Der türkische Präsident greift nach Äußerungen des BND-Chefs den Westen erneut an. Er vermutet den deutschen Geheimdienst hinter dem Umsturzversuch — und unterstellt Kanzlerin Merkel persönlich «Nazi-Methoden».
Im heftigen Streit der vergangenen Wochen sah es so aus, als könnte es für die türkisch-europäischen Beziehungen nicht mehr viel schlimmer kommen – doch der Tiefpunkt ist wohl noch nicht erreicht. Angesichts der Kurdendemonstration in Frankfurt am Main und der Zweifel des deutschen Geheimdiensts an den Thesen der türkischen Regierung zum Putschversuch im vergangenen Jahr, wirft Ankara der Bundesrepublik jetzt eine aktive Verstrickung in staatsfeindliche Aktivitäten vor.
Bisher seien Mittelsmänner benutzt worden, sagte Staatspräsident Recep Tayyip Erdogan. Nun aber sei der „Maskenball vorbei“. Erdogan warf Bundeskanzlerin Angela Merkel persönlich „Nazi-Methoden“ vor. „Du wendest auch gerade Nazi-Methoden an“, sagte Erdogan am Sonntag in Istanbul an Merkel gerichtet. „Bei wem? Bei meinen türkischen Geschwistern in Deutschland, bei meinen Minister-Geschwistern, bei meinen Abgeordneten-Geschwistern, die dorthin reisen“, sagte Erdogan.
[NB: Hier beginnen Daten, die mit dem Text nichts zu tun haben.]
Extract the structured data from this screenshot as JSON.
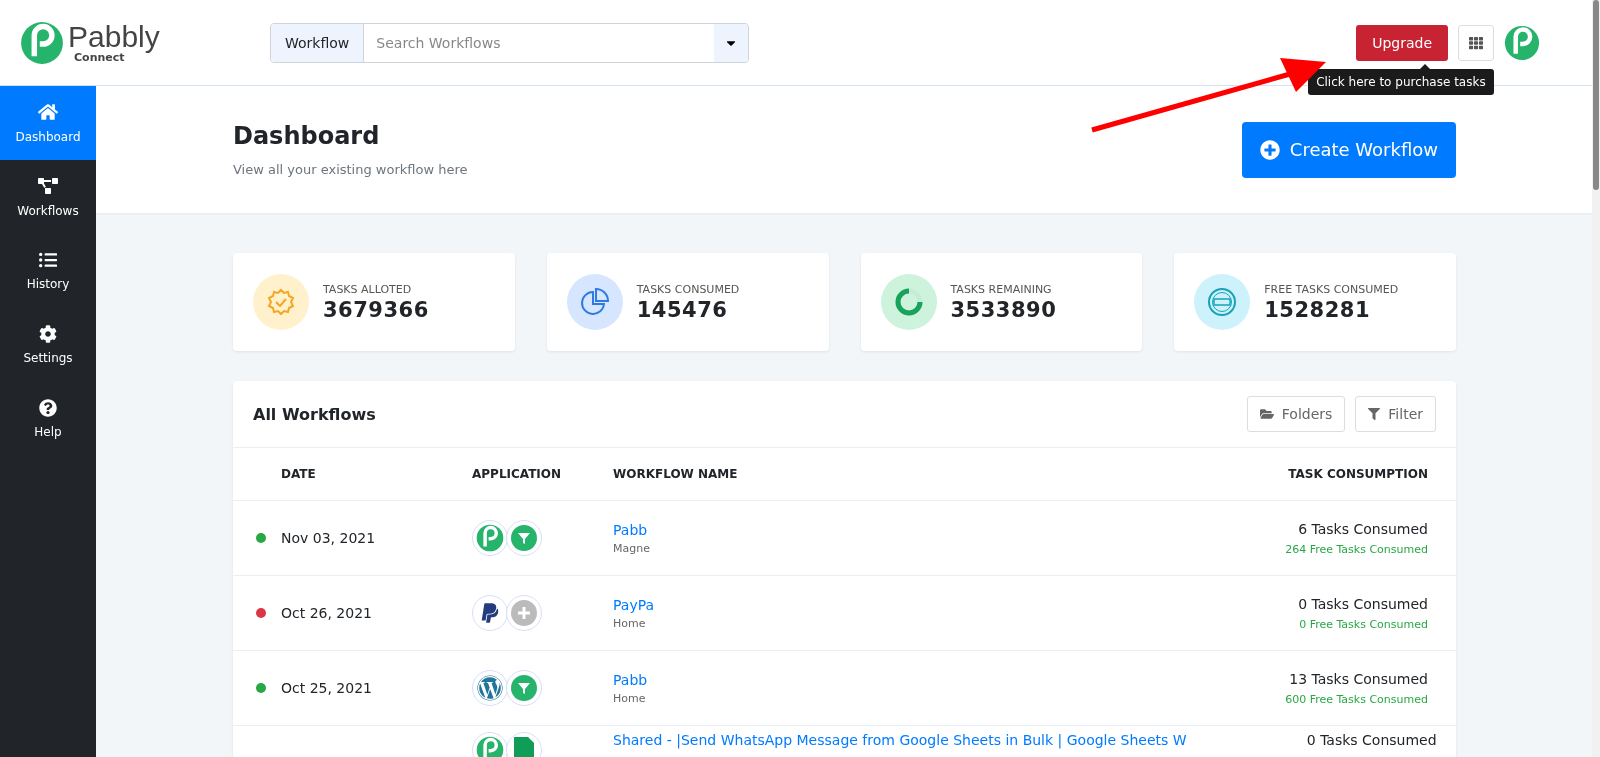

Die persönliche Verbalattacke blieb nicht ohne Widerhall. Der neue SPD-Vorsitzende und Kanzlerkandidat Martin Schulz sprach von einer „Frechheit“ Erdogans. „Das ist eine Unverfrorenheit. Dass das Staatsoberhaupt eines befreundeten Landes die Regierungschefin dieses Landes in dieser Form beleidigt, ist eine Frechheit“, sagte er am Sonntag in der ARD-Sendung „Farbe bekennen“. Man müsse dem türkischen Präsidenten sagen, dass ein Staatsoberhaupt eines Nato-Mitglieds und eines EU-Beitrittskandidaten „nicht alle Gepflogenheiten der internationalen Diplomatie mit Füßen treten“ dürfe. „Das tut er aber. Das ist eines Staatsoberhauptes unwürdig“, sagte Schulz.
Auch Schulz’ Vorgänger an der SPD-Spitze, Außenminister Sigmar Gabriel, sprang der Kanzlerin zur Seite. „Wir sind tolerant, aber wir sind nicht blöd“, sagte er der „Passauer Neuen Presse“. Umso mehr hätten ihn „die unsäglichen Vorwürfe und absurden Vergleiche“ der letzten Wochen aus Ankara geärgert. „Ich habe meinem türkischen Kollegen deshalb ganz deutlich gemacht, dass hier eine Grenze überschritten wurde.